Kenneth Agutamba, Stanbic Bank Uganda’s country manager for Reputation and Corporate Communication, is the new chairperson of the Uganda Bankers Association (UBA) peer committee on Marketing and Communication.
This committee plays a pivotal role in shaping collective communication strategies and driving sector-wide reputation management efforts among Uganda’s licensed commercial banks and financial institutions.
Agutamba’s appointment follows a sector-wide nomination and consultation process coordinated by the UBA Secretariat that resulted in his unanimous endorsement. He will be deputised by Cairo Bank’s Head of Marketing and Communication, Agnes Mubiru.
The UBA peer committee on Marketing and Communication is mandated to coordinate industry-wide communication efforts, provide guidance on best practices and collaborate on initiatives that support the banking sector’s reputation, customer education and crisis response.

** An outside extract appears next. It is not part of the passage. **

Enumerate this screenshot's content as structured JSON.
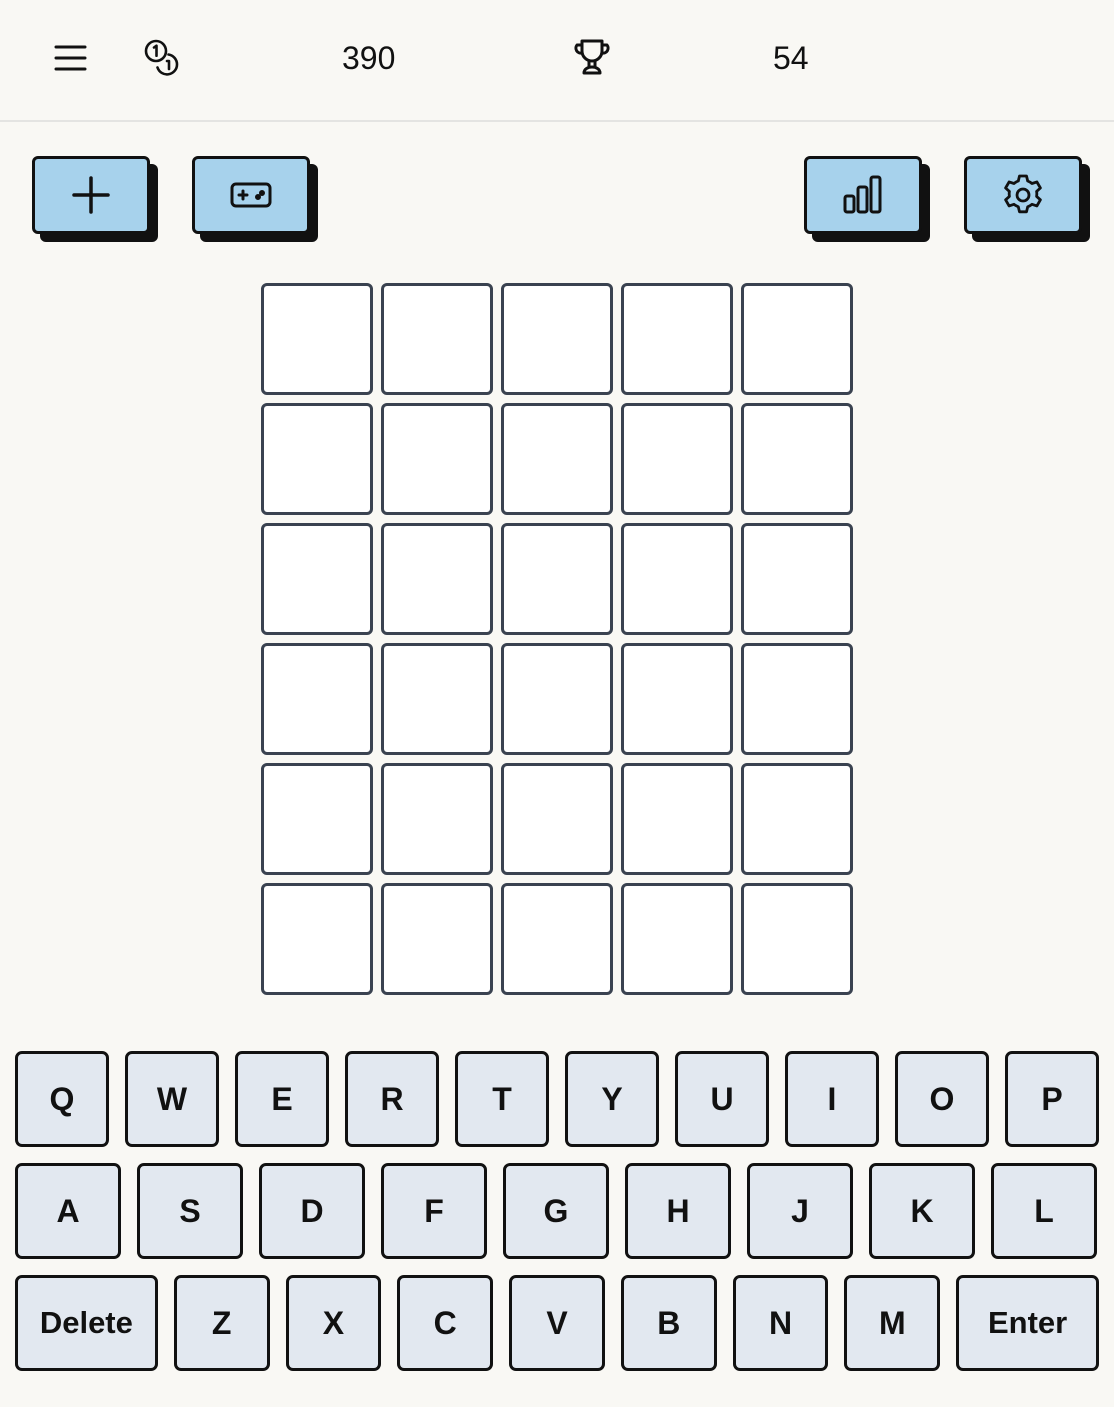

Agutamba takes over the leadership at a time when several banking institutions are embroiled in reputational queries. Of recent, the banking sector has experienced periods of uncoordinated actions and failures, especially in regard to fraud, which has led to concerns about regulatory oversight and bank stability.
On the other hand, insolvency and non-compliance with regulatory requirements have been key drivers for bank closures, as seen in cases such as Crane Bank and, most recently, Mercantile Credit Bank. In fact, with the ever-increasing influence of social media, many banking institutions are continuously finding themselves on the defensive on technical, legal and procedural issues that go a long way to damage reputations when insight is not provided on time by UBA.
So, Agutamba faces a daunting task to coordinate the banking industry communications to provide the public with precise and factual information in order to maintain the trust in the sector. Looking at the task ahead, Agutamba says it is a privilege to serve at such a critical time for the banking sector.
“The banking industry faces significant reputation pressures driven by rising incidents of financial fraud, growing customer skepticism and misinformation. This platform offers us the opportunity to collectively reshape the narrative by building trust, communicating value, and fostering transparency.”
“I am committed to using this role to elevate the sector reputation by contributing to a healthier, more robust financial ecosystem for all stakeholders. Together with colleagues on the committee, we will work to ensure our industry communicates with clarity, credibility, and confidence.”
Patricia Amito, head of Communications at the Uganda Bankers Association, welcomed the new committee leadership, noting: “We are delighted to have Agutamba take on this leadership role. His commendable work as the leader of our media engagement sub-committee coupled with his deep understanding of strategic communication and proven track record in reputation management make him well-suited to steer the wider committee at this important time. We are confident that under his stewardship, we will become more dynamic, responsive, and impactful in addressing the sector’s evolving communication needs.”
Agutamba brings to the role over a decade of experience in strategic communication, stakeholder engagement, and public affairs across the banking, media, and development sectors in East Africa.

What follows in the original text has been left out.